Chapter 9 Noel
Noel
It’s colder than the Arctic out here, but I can’t bring myself to go back inside.
Not when the porch lights Nash strung are casting this golden halo over the front steps like something out of a dream. The air’s sharp, stinging my nose, and the snow’s falling again—soft and slow, like feathers from a busted pillow.
And he’s standing right there, five feet from me, gazing out into the trees like he belongs to them. Like he is one of them. Tall, still, carved out of mountain rock and bad intentions.
Neither of us says a word.
Because right then—just beyond the edge of the woods—something sings.
A low, eerie groan that vibrates through the trees like the earth itself is sighing.
“What was that?” I whisper, wrapping my arms around my body.
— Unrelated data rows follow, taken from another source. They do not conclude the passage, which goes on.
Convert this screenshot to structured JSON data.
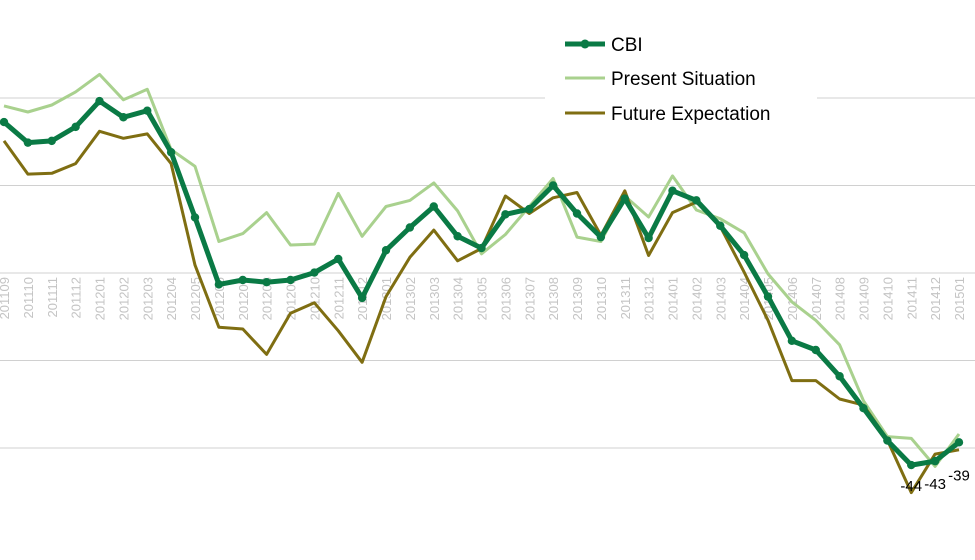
{
  "chart_data": {
    "type": "line",
    "x": [
      "201109",
      "201110",
      "201111",
      "201112",
      "201201",
      "201202",
      "201203",
      "201204",
      "201205",
      "201206",
      "201207",
      "201208",
      "201209",
      "201210",
      "201211",
      "201212",
      "201301",
      "201302",
      "201303",
      "201304",
      "201305",
      "201306",
      "201307",
      "201308",
      "201309",
      "201310",
      "201311",
      "201312",
      "201401",
      "201402",
      "201403",
      "201404",
      "201405",
      "201406",
      "201407",
      "201408",
      "201409",
      "201410",
      "201411",
      "201412",
      "201501"
    ],
    "ylim": [
      -50,
      50
    ],
    "gridlines": [
      -40,
      -20,
      0,
      20,
      40
    ],
    "grid": true,
    "legend_position": "top-right",
    "series": [
      {
        "name": "CBI",
        "color": "#0a7a45",
        "markers": true,
        "values": [
          34.5,
          29.8,
          30.2,
          33.4,
          39.3,
          35.6,
          37.1,
          27.6,
          12.7,
          -2.6,
          -1.6,
          -2.1,
          -1.6,
          0.1,
          3.2,
          -5.7,
          5.2,
          10.4,
          15.2,
          8.4,
          5.7,
          13.4,
          14.6,
          20.0,
          13.6,
          8.2,
          17.0,
          8.0,
          18.8,
          16.6,
          10.8,
          4.1,
          -5.4,
          -15.5,
          -17.6,
          -23.6,
          -30.9,
          -38.3,
          -43.9,
          -43.0,
          -38.7
        ],
        "point_labels": [
          {
            "index": 38,
            "text": "-44"
          },
          {
            "index": 39,
            "text": "-43"
          },
          {
            "index": 40,
            "text": "-39"
          }
        ]
      },
      {
        "name": "Present Situation",
        "color": "#a9d18e",
        "markers": false,
        "values": [
          38.2,
          36.8,
          38.4,
          41.4,
          45.4,
          39.6,
          42.0,
          28.2,
          24.4,
          7.2,
          9.0,
          13.8,
          6.4,
          6.6,
          18.2,
          8.4,
          15.2,
          16.6,
          20.6,
          14.2,
          4.4,
          8.8,
          15.2,
          21.6,
          8.2,
          7.2,
          17.6,
          12.8,
          22.2,
          14.4,
          12.4,
          9.2,
          -0.2,
          -6.6,
          -10.8,
          -16.4,
          -29.2,
          -37.4,
          -37.8,
          -44.2,
          -36.8
        ],
        "point_labels": []
      },
      {
        "name": "Future Expectation",
        "color": "#7f6e12",
        "markers": false,
        "values": [
          30.2,
          22.6,
          22.8,
          25.0,
          32.4,
          30.8,
          31.8,
          25.0,
          1.8,
          -12.4,
          -12.8,
          -18.6,
          -9.2,
          -6.8,
          -13.2,
          -20.4,
          -5.4,
          3.6,
          9.8,
          2.8,
          5.6,
          17.6,
          13.6,
          17.2,
          18.4,
          8.6,
          18.8,
          4.0,
          13.8,
          16.2,
          10.6,
          0.2,
          -10.8,
          -24.6,
          -24.6,
          -28.8,
          -30.2,
          -38.2,
          -50.2,
          -41.4,
          -40.4
        ],
        "point_labels": []
      }
    ]
  }
}
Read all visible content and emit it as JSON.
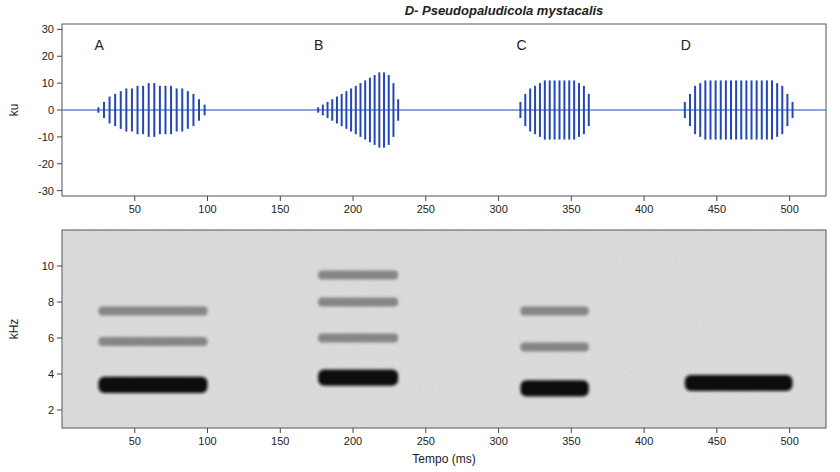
{
  "chart_data": [
    {
      "type": "waveform",
      "title": "D- Pseudopaludicola mystacalis",
      "y_label": "ku",
      "color": "#2347b8",
      "xlim": [
        0,
        525
      ],
      "xticks": [
        50,
        100,
        150,
        200,
        250,
        300,
        350,
        400,
        450,
        500
      ],
      "ylim": [
        -32,
        32
      ],
      "yticks": [
        -30,
        -20,
        -10,
        0,
        10,
        20,
        30
      ],
      "notes": [
        {
          "label": "A",
          "start": 25,
          "end": 98,
          "pulses": [
            1,
            3,
            5,
            6,
            7,
            8,
            8,
            9,
            9,
            10,
            10,
            9,
            9,
            9,
            8,
            8,
            7,
            6,
            4,
            2
          ]
        },
        {
          "label": "B",
          "start": 176,
          "end": 231,
          "pulses": [
            1,
            2,
            3,
            4,
            5,
            6,
            7,
            8,
            9,
            10,
            11,
            12,
            13,
            14,
            14,
            13,
            10,
            4
          ]
        },
        {
          "label": "C",
          "start": 315,
          "end": 362,
          "pulses": [
            3,
            6,
            8,
            9,
            10,
            11,
            11,
            11,
            11,
            11,
            11,
            11,
            10,
            9,
            6
          ]
        },
        {
          "label": "D",
          "start": 428,
          "end": 502,
          "pulses": [
            3,
            6,
            9,
            10,
            11,
            11,
            11,
            11,
            11,
            11,
            11,
            11,
            11,
            11,
            11,
            11,
            11,
            11,
            10,
            9,
            6,
            3
          ]
        }
      ]
    },
    {
      "type": "spectrogram",
      "x_label": "Tempo (ms)",
      "y_label": "kHz",
      "xlim": [
        0,
        525
      ],
      "xticks": [
        50,
        100,
        150,
        200,
        250,
        300,
        350,
        400,
        450,
        500
      ],
      "ylim": [
        1,
        12
      ],
      "yticks": [
        2,
        4,
        6,
        8,
        10
      ],
      "notes": [
        {
          "start": 25,
          "end": 100,
          "dominant_khz": 3.4,
          "harmonics_khz": [
            5.8,
            7.5
          ]
        },
        {
          "start": 176,
          "end": 231,
          "dominant_khz": 3.8,
          "harmonics_khz": [
            6.0,
            8.0,
            9.5
          ]
        },
        {
          "start": 315,
          "end": 362,
          "dominant_khz": 3.2,
          "harmonics_khz": [
            5.5,
            7.5
          ]
        },
        {
          "start": 428,
          "end": 502,
          "dominant_khz": 3.5,
          "harmonics_khz": []
        }
      ]
    }
  ]
}
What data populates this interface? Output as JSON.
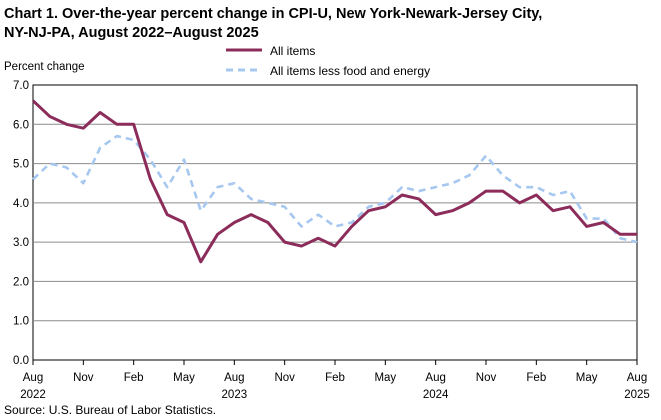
{
  "chart_data": {
    "type": "line",
    "title_line1": "Chart 1. Over-the-year percent change in CPI-U, New York-Newark-Jersey City,",
    "title_line2": "NY-NJ-PA, August 2022–August 2025",
    "ylabel": "Percent change",
    "xlabel": "",
    "ylim": [
      0,
      7
    ],
    "y_ticks": [
      "0.0",
      "1.0",
      "2.0",
      "3.0",
      "4.0",
      "5.0",
      "6.0",
      "7.0"
    ],
    "y_tick_values": [
      0,
      1,
      2,
      3,
      4,
      5,
      6,
      7
    ],
    "grid": true,
    "legend_position": "top-center",
    "x_tick_months": [
      "Aug",
      "Nov",
      "Feb",
      "May",
      "Aug",
      "Nov",
      "Feb",
      "May",
      "Aug",
      "Nov",
      "Feb",
      "May",
      "Aug"
    ],
    "x_tick_years": [
      "2022",
      "2023",
      "2024",
      "2025"
    ],
    "x_tick_year_positions": [
      0,
      12,
      24,
      36
    ],
    "months": [
      "Aug 2022",
      "Sep 2022",
      "Oct 2022",
      "Nov 2022",
      "Dec 2022",
      "Jan 2023",
      "Feb 2023",
      "Mar 2023",
      "Apr 2023",
      "May 2023",
      "Jun 2023",
      "Jul 2023",
      "Aug 2023",
      "Sep 2023",
      "Oct 2023",
      "Nov 2023",
      "Dec 2023",
      "Jan 2024",
      "Feb 2024",
      "Mar 2024",
      "Apr 2024",
      "May 2024",
      "Jun 2024",
      "Jul 2024",
      "Aug 2024",
      "Sep 2024",
      "Oct 2024",
      "Nov 2024",
      "Dec 2024",
      "Jan 2025",
      "Feb 2025",
      "Mar 2025",
      "Apr 2025",
      "May 2025",
      "Jun 2025",
      "Jul 2025",
      "Aug 2025"
    ],
    "series": [
      {
        "name": "All items",
        "color": "#8B2C5A",
        "style": "solid",
        "values": [
          6.6,
          6.2,
          6.0,
          5.9,
          6.3,
          6.0,
          6.0,
          4.6,
          3.7,
          3.5,
          2.5,
          3.2,
          3.5,
          3.7,
          3.5,
          3.0,
          2.9,
          3.1,
          2.9,
          3.4,
          3.8,
          3.9,
          4.2,
          4.1,
          3.7,
          3.8,
          4.0,
          4.3,
          4.3,
          4.0,
          4.2,
          3.8,
          3.9,
          3.4,
          3.5,
          3.2,
          3.2
        ]
      },
      {
        "name": "All items less food and energy",
        "color": "#A6C8F0",
        "style": "dashed",
        "values": [
          4.6,
          5.0,
          4.9,
          4.5,
          5.4,
          5.7,
          5.6,
          5.1,
          4.4,
          5.1,
          3.8,
          4.4,
          4.5,
          4.1,
          4.0,
          3.9,
          3.4,
          3.7,
          3.4,
          3.5,
          3.9,
          4.0,
          4.4,
          4.3,
          4.4,
          4.5,
          4.7,
          5.2,
          4.7,
          4.4,
          4.4,
          4.2,
          4.3,
          3.6,
          3.6,
          3.1,
          3.0
        ]
      }
    ]
  },
  "source": "Source: U.S. Bureau  of Labor Statistics."
}
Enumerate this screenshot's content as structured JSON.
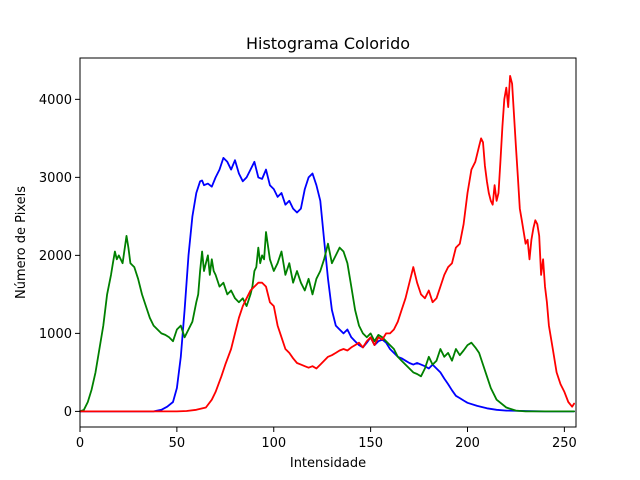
{
  "chart_data": {
    "type": "line",
    "title": "Histograma Colorido",
    "xlabel": "Intensidade",
    "ylabel": "Número de Pixels",
    "xlim": [
      0,
      256
    ],
    "ylim": [
      -200,
      4530
    ],
    "xticks": [
      0,
      50,
      100,
      150,
      200,
      250
    ],
    "yticks": [
      0,
      1000,
      2000,
      3000,
      4000
    ],
    "grid": false,
    "series": [
      {
        "color": "#0000ff",
        "x": [
          0,
          10,
          20,
          30,
          38,
          42,
          45,
          48,
          50,
          52,
          54,
          56,
          58,
          60,
          62,
          63,
          64,
          66,
          68,
          70,
          72,
          74,
          76,
          78,
          80,
          82,
          84,
          86,
          88,
          90,
          92,
          94,
          96,
          98,
          100,
          102,
          104,
          106,
          108,
          110,
          112,
          114,
          116,
          118,
          120,
          122,
          124,
          126,
          128,
          130,
          132,
          134,
          136,
          138,
          140,
          142,
          144,
          146,
          148,
          150,
          152,
          154,
          156,
          158,
          160,
          162,
          164,
          166,
          168,
          170,
          172,
          174,
          176,
          178,
          180,
          182,
          184,
          186,
          188,
          190,
          192,
          194,
          196,
          198,
          200,
          205,
          210,
          215,
          220,
          230,
          240,
          250,
          255
        ],
        "y": [
          0,
          0,
          0,
          0,
          0,
          20,
          60,
          120,
          300,
          700,
          1300,
          2000,
          2500,
          2800,
          2950,
          2960,
          2900,
          2920,
          2880,
          3000,
          3100,
          3250,
          3200,
          3100,
          3220,
          3050,
          2950,
          3000,
          3100,
          3200,
          3000,
          2980,
          3100,
          2900,
          2850,
          2750,
          2800,
          2650,
          2700,
          2600,
          2550,
          2600,
          2850,
          3000,
          3050,
          2900,
          2700,
          2200,
          1700,
          1300,
          1100,
          1050,
          1000,
          1050,
          950,
          900,
          850,
          820,
          880,
          950,
          850,
          900,
          920,
          880,
          800,
          750,
          700,
          680,
          650,
          620,
          600,
          620,
          600,
          580,
          550,
          600,
          550,
          500,
          420,
          350,
          270,
          200,
          170,
          140,
          110,
          70,
          40,
          20,
          10,
          5,
          0,
          0,
          0
        ]
      },
      {
        "color": "#008000",
        "x": [
          0,
          2,
          4,
          6,
          8,
          10,
          12,
          14,
          16,
          17,
          18,
          19,
          20,
          22,
          24,
          25,
          26,
          28,
          30,
          32,
          34,
          36,
          38,
          40,
          42,
          44,
          46,
          48,
          50,
          52,
          54,
          56,
          58,
          60,
          61,
          62,
          63,
          64,
          65,
          66,
          67,
          68,
          69,
          70,
          72,
          74,
          76,
          78,
          80,
          82,
          84,
          86,
          88,
          89,
          90,
          91,
          92,
          93,
          94,
          95,
          96,
          98,
          100,
          102,
          104,
          106,
          108,
          110,
          112,
          114,
          116,
          118,
          120,
          122,
          124,
          126,
          128,
          130,
          132,
          134,
          136,
          138,
          140,
          142,
          144,
          146,
          148,
          150,
          152,
          154,
          156,
          158,
          160,
          162,
          164,
          166,
          168,
          170,
          172,
          174,
          176,
          178,
          180,
          182,
          184,
          186,
          188,
          190,
          192,
          194,
          196,
          198,
          200,
          202,
          204,
          206,
          208,
          210,
          212,
          215,
          220,
          225,
          230,
          240,
          250,
          255
        ],
        "y": [
          0,
          20,
          120,
          280,
          500,
          800,
          1100,
          1500,
          1750,
          1900,
          2050,
          1950,
          2000,
          1900,
          2250,
          2100,
          1900,
          1850,
          1700,
          1500,
          1350,
          1200,
          1100,
          1050,
          1000,
          980,
          950,
          900,
          1050,
          1100,
          950,
          1050,
          1150,
          1400,
          1500,
          1800,
          2050,
          1800,
          1900,
          2000,
          1750,
          1950,
          1800,
          1750,
          1600,
          1650,
          1500,
          1550,
          1450,
          1400,
          1450,
          1350,
          1500,
          1600,
          1800,
          1850,
          2100,
          1900,
          2000,
          1950,
          2300,
          1950,
          1800,
          1900,
          2050,
          1750,
          1900,
          1650,
          1800,
          1650,
          1550,
          1700,
          1500,
          1700,
          1800,
          1950,
          2150,
          1900,
          2000,
          2100,
          2050,
          1900,
          1600,
          1300,
          1100,
          1000,
          950,
          1000,
          900,
          980,
          950,
          900,
          850,
          800,
          700,
          650,
          600,
          550,
          500,
          480,
          450,
          550,
          700,
          600,
          650,
          800,
          700,
          750,
          650,
          800,
          720,
          780,
          850,
          880,
          820,
          750,
          600,
          450,
          300,
          150,
          50,
          10,
          0,
          0,
          0,
          0
        ]
      },
      {
        "color": "#ff0000",
        "x": [
          0,
          20,
          40,
          50,
          55,
          60,
          65,
          68,
          70,
          73,
          75,
          78,
          80,
          82,
          84,
          86,
          88,
          90,
          92,
          94,
          96,
          98,
          100,
          102,
          104,
          106,
          108,
          110,
          112,
          114,
          116,
          118,
          120,
          122,
          124,
          126,
          128,
          130,
          132,
          134,
          136,
          138,
          140,
          142,
          144,
          146,
          148,
          150,
          152,
          154,
          156,
          158,
          160,
          162,
          164,
          166,
          168,
          170,
          172,
          174,
          176,
          178,
          180,
          182,
          184,
          186,
          188,
          190,
          192,
          194,
          196,
          198,
          200,
          202,
          204,
          206,
          207,
          208,
          209,
          210,
          211,
          212,
          213,
          214,
          215,
          216,
          217,
          218,
          219,
          220,
          221,
          222,
          223,
          224,
          225,
          226,
          227,
          228,
          229,
          230,
          231,
          232,
          233,
          234,
          235,
          236,
          237,
          238,
          239,
          240,
          241,
          242,
          244,
          246,
          248,
          250,
          252,
          254,
          255
        ],
        "y": [
          0,
          0,
          0,
          0,
          5,
          20,
          50,
          150,
          250,
          450,
          600,
          800,
          1000,
          1200,
          1350,
          1450,
          1550,
          1600,
          1650,
          1650,
          1600,
          1400,
          1350,
          1100,
          950,
          800,
          750,
          680,
          620,
          600,
          580,
          560,
          580,
          550,
          600,
          650,
          700,
          720,
          750,
          780,
          800,
          780,
          820,
          850,
          880,
          820,
          900,
          950,
          850,
          950,
          920,
          1000,
          1000,
          1050,
          1150,
          1300,
          1450,
          1650,
          1850,
          1650,
          1500,
          1450,
          1550,
          1400,
          1450,
          1600,
          1750,
          1850,
          1900,
          2100,
          2150,
          2400,
          2800,
          3100,
          3200,
          3400,
          3500,
          3450,
          3150,
          2950,
          2800,
          2700,
          2650,
          2900,
          2700,
          2800,
          3200,
          3650,
          4000,
          4150,
          3900,
          4300,
          4200,
          3800,
          3400,
          3000,
          2600,
          2450,
          2300,
          2150,
          2200,
          1950,
          2200,
          2350,
          2450,
          2400,
          2250,
          1750,
          1950,
          1600,
          1400,
          1100,
          800,
          500,
          350,
          250,
          120,
          60,
          100
        ]
      }
    ]
  }
}
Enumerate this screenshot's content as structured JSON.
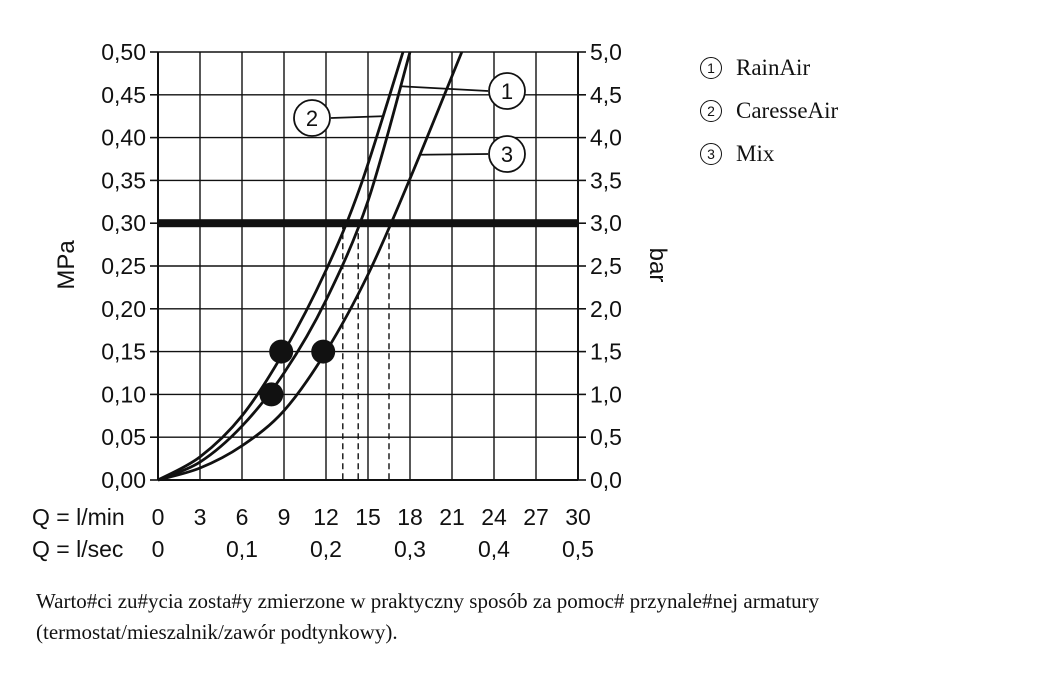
{
  "chart_data": {
    "type": "line",
    "xlabel_rows": [
      {
        "label": "Q = l/min",
        "ticks": [
          "0",
          "3",
          "6",
          "9",
          "12",
          "15",
          "18",
          "21",
          "24",
          "27",
          "30"
        ]
      },
      {
        "label": "Q = l/sec",
        "ticks": [
          "0",
          "0,1",
          "0,2",
          "0,3",
          "0,4",
          "0,5"
        ]
      }
    ],
    "ylabel_left": "MPa",
    "ylabel_right": "bar",
    "y_ticks_left": [
      "0,00",
      "0,05",
      "0,10",
      "0,15",
      "0,20",
      "0,25",
      "0,30",
      "0,35",
      "0,40",
      "0,45",
      "0,50"
    ],
    "y_ticks_right": [
      "0,0",
      "0,5",
      "1,0",
      "1,5",
      "2,0",
      "2,5",
      "3,0",
      "3,5",
      "4,0",
      "4,5",
      "5,0"
    ],
    "xlim": [
      0,
      30
    ],
    "ylim": [
      0,
      0.5
    ],
    "grid": true,
    "reference_line_y": 0.3,
    "series": [
      {
        "name": "1",
        "x": [
          0,
          3,
          6,
          9,
          12,
          15,
          18
        ],
        "y": [
          0,
          0.021,
          0.063,
          0.125,
          0.21,
          0.326,
          0.5
        ]
      },
      {
        "name": "2",
        "x": [
          0,
          3,
          6,
          9,
          12,
          14.5,
          17.5
        ],
        "y": [
          0,
          0.027,
          0.075,
          0.15,
          0.245,
          0.345,
          0.5
        ]
      },
      {
        "name": "3",
        "x": [
          0,
          3,
          6,
          9,
          12,
          15,
          18,
          21.7
        ],
        "y": [
          0,
          0.014,
          0.04,
          0.081,
          0.15,
          0.24,
          0.352,
          0.5
        ]
      }
    ],
    "markers": [
      {
        "series": "2",
        "x": 8.8,
        "y": 0.15
      },
      {
        "series": "1",
        "x": 8.1,
        "y": 0.1
      },
      {
        "series": "3",
        "x": 11.8,
        "y": 0.15
      }
    ],
    "drop_lines_x": [
      13.2,
      14.3,
      16.5
    ],
    "callouts": [
      {
        "series": "1",
        "text": "1"
      },
      {
        "series": "2",
        "text": "2"
      },
      {
        "series": "3",
        "text": "3"
      }
    ]
  },
  "legend": [
    {
      "num": "1",
      "label": "RainAir"
    },
    {
      "num": "2",
      "label": "CaresseAir"
    },
    {
      "num": "3",
      "label": "Mix"
    }
  ],
  "caption": {
    "line1": "Warto#ci zu#ycia zosta#y zmierzone w praktyczny sposób za pomoc# przynale#nej armatury",
    "line2": "(termostat/mieszalnik/zawór podtynkowy)."
  }
}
Nash lifts his head. “Phantom River.”
“It sounded like a cello under water.”
He jerks his chin toward the woods. “C’mon. You’ve never heard it crackle?”
“Is it dangerous?”
“Only if you don’t know what you’re doing.”
“Oh good. Because following a shirtless mountain man into the dark woods after hearing ghost noises is exactly what I pictured for this Christmas.”
He glances over his shoulder and smirks. “You coming or not, city girl?”
I grumble and follow, boots crunching behind him through the fresh snow.
The trees open up like a cathedral, bare limbs reaching toward the moon. Down below, the Phantom River stretches wide and pale, blanketed in ice. Steam rises in wisps where it isn’t frozen solid, and the wind whistles through the pines like they’re telling secrets.
But it’s the sound that makes me stop in my tracks.
It starts low. A groaning rumble that rolls beneath our feet, like a giant exhaling in its sleep. Then a sharp crack, followed by a high-pitched whine that arcs through the silence like a haunted violin string.
“Holy crap,” I breathe.
Nash doesn’t say anything. Just stands next to me, looking out at the ice like it’s an old friend.
“It’s beautiful,” I murmur.
He nods. “Happens every winter. Ice expands and shifts. Cracks under pressure. But it holds.”
“That’s poetic.”
He shrugs. “It’s just physics.”
“No,” I say, “it’s poetry. The earth making music.”
He glances at me, something unreadable in his eyes. Then he says, “This is my favorite time of year.”
“Really? Mr. I-Hate-Tinsel likes the holidays?”
“Not the holidays. The quiet. The solitude. The way the world slows down when it’s buried in snow.”
I wrap my arms tighter around myself. “I’ve never heard silence like this. In the city, even the silence is loud.”
“I like when everything shuts up,” he says. “Lets you hear what you’re really thinking.”
“What are you thinking right now?”
He looks at me then. Really looks. His eyes burn like coals, steady and smoldering.
“That I should kiss you.”
My breath catches. The wind slips under my coat, but I’m suddenly warm everywhere.
“And why don’t you?” I ask, barely above a whisper.
“Because once I do…” His jaw flexes. “I won’t stop.”
The air charges between us.
And for a moment, I think I might close the distance.
Say to hell with logic, the contest, the show, all of it.
But then—
CRACK!
A sharp thunderclap of ice reverberates across the riverbed. The sound echoes off the trees like the forest just slammed a car door.
I yelp and stumble back a step. “Jesus—was that—?”
Nash catches my elbow, steadying me. “It’s fine. Ice flexes. That wasn’t a break, just a shift. She’s talking tonight.”
“She?”
He shrugs. “The river. She sings when the cold’s just right.”
We stand there for another long moment, listening to her groan and sigh, the sound ethereal and almost human.
Nash’s hand lingers on my arm.
I don’t pull away.
“You ever think about leaving?” I ask.
He doesn’t answer right away. “I did. Once.”
“What stopped you?”
He looks at me, voice low. “Same thing that brought me back. Loss.”
I nod, heart thudding.
“Funny how that works,” I say. “Loss making you leave. Making you stay.”
The wind kicks up and sends a swirl of snow across the ice like confetti. We both watch in silence.
And it’s… peaceful.
Unexpectedly peaceful.
I feel it settle over me like a weighted blanket—the kind that costs five hundred bucks and comes in limited edition flannel.
And for a few seconds, I forget that we’re opposites. That I came here with a camera crew and glitter, and he came here with trauma and a chip on his shoulder.
For a few seconds, we’re just two people on the edge of the world. Listening to the river sing.